Na contramão dos avanços democráticos no continente, o governo Ortega-Murillo aprofunda seu rumo autoritário e anti-popular. As prisões políticas se acumulam naquele país com graves violações de direitos humanos, incluindo a prisão da ex-comandante sandinista Dora Maria Téllez. Fomos parte ativa de uma campanha internacional em solidariedade aos presos políticos da Nicarágua, participando junto a organizações e partidos de uma caravana em San José na Costa Rica. 

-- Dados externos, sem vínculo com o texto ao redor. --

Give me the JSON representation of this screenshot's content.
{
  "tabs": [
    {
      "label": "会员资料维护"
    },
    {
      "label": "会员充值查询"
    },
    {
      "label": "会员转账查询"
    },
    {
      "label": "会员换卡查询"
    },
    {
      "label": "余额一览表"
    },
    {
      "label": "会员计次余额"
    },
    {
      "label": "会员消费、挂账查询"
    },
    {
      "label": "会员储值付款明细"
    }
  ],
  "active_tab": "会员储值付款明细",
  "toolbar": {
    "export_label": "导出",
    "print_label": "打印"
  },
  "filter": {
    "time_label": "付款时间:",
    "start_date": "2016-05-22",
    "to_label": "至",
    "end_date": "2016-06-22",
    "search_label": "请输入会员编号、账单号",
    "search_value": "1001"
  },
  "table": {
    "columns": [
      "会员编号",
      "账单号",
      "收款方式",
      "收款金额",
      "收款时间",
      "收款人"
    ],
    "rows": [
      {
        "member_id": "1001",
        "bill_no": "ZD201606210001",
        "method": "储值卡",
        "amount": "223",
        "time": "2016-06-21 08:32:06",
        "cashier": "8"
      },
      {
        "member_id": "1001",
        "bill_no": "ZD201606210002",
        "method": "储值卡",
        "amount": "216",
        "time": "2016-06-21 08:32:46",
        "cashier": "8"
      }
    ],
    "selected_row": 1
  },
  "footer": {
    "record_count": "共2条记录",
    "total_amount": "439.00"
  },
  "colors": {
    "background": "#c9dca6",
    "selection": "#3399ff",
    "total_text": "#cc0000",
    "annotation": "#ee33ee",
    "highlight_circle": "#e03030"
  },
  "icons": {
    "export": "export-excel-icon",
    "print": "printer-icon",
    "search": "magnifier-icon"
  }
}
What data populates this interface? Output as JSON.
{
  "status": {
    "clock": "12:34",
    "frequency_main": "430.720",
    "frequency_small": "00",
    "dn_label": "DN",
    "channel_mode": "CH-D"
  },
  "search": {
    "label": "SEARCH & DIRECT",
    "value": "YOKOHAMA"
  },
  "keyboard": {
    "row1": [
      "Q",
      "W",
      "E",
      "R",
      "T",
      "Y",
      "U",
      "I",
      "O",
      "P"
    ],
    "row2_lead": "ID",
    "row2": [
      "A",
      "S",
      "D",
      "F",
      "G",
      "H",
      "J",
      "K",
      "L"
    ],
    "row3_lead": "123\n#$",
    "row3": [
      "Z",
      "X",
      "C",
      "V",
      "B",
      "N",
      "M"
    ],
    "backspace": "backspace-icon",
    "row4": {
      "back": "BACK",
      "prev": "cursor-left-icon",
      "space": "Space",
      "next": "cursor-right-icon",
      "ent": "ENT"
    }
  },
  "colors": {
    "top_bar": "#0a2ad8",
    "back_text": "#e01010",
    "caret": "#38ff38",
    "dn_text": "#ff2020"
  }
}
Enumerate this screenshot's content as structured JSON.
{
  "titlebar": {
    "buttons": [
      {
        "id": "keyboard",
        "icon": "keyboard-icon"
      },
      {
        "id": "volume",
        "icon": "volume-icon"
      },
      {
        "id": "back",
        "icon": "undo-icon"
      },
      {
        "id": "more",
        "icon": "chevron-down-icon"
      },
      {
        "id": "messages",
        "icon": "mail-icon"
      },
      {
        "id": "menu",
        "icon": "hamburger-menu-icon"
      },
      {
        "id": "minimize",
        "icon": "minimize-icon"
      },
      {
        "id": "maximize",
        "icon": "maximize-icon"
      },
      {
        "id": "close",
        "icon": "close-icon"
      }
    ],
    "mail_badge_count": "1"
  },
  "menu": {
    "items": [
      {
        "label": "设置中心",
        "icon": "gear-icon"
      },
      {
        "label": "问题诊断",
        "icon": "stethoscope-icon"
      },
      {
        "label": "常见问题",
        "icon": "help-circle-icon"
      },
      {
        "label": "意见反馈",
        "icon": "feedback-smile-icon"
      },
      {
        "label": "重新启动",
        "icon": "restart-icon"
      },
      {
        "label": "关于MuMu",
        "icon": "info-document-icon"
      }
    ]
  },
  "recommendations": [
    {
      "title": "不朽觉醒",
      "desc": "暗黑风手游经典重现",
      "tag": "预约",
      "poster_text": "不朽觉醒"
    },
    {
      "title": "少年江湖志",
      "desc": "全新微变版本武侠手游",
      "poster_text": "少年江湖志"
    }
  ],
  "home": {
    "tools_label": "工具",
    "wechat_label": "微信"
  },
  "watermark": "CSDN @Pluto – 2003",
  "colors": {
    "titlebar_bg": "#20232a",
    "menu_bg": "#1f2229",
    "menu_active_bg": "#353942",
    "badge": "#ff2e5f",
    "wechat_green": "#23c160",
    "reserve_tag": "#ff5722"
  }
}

No Brasil, ainda que sob uma situação defensiva, queremos marcar que a vitória de Lula foi um triunfo democrático absolutamente fundamental que coloca em melhores condições a luta social e política em todo continente. O PSOL deve seguir sua luta por pontos programáticos fundamentais às melhorias da classe trabalhadora mantendo sua posição de independência perante o governo eleito.

A Europa Ocidental na encruzilhada

O ano de 2022 na Europa Ocidental foi o ano entre o fim da pandemia e o estouro de guerra na Ucrânia, gerando ao mesmo tempo incerteza, receio e esperança. Tivemos que testemunhar os avanços da extrema-direita, e até a volta ao poder na Itália, exatos 100 anos após a marcha sobre Roma. Carlos Turigliatto, senador e líder da Sinistra Anticapitalista, caracteriza este governo da Giorgia Meloni como um projeto reacionário e liberal de restauração conservadora. 

Mas vimos também, à esquerda, a tendência de identificativo com o neoliberalismo dominante no início do século 21, perder força em favor do bom e velho anticapitalismo. Talvez o caso mais avançado tenha sido a France Insoumise (e a aliança eleitoral NUPES que ela articulou ao seu entorno para o segundo turno das legislativas) uma força, reformista com certeza, mas programaticamente a esquerda e capaz de disputar com a extrema direita o papel de ser a principal força de oposição ao macronismo na França. Nupes, que unidade e essa da esquerda francesa? O português Carlos Carujo responde.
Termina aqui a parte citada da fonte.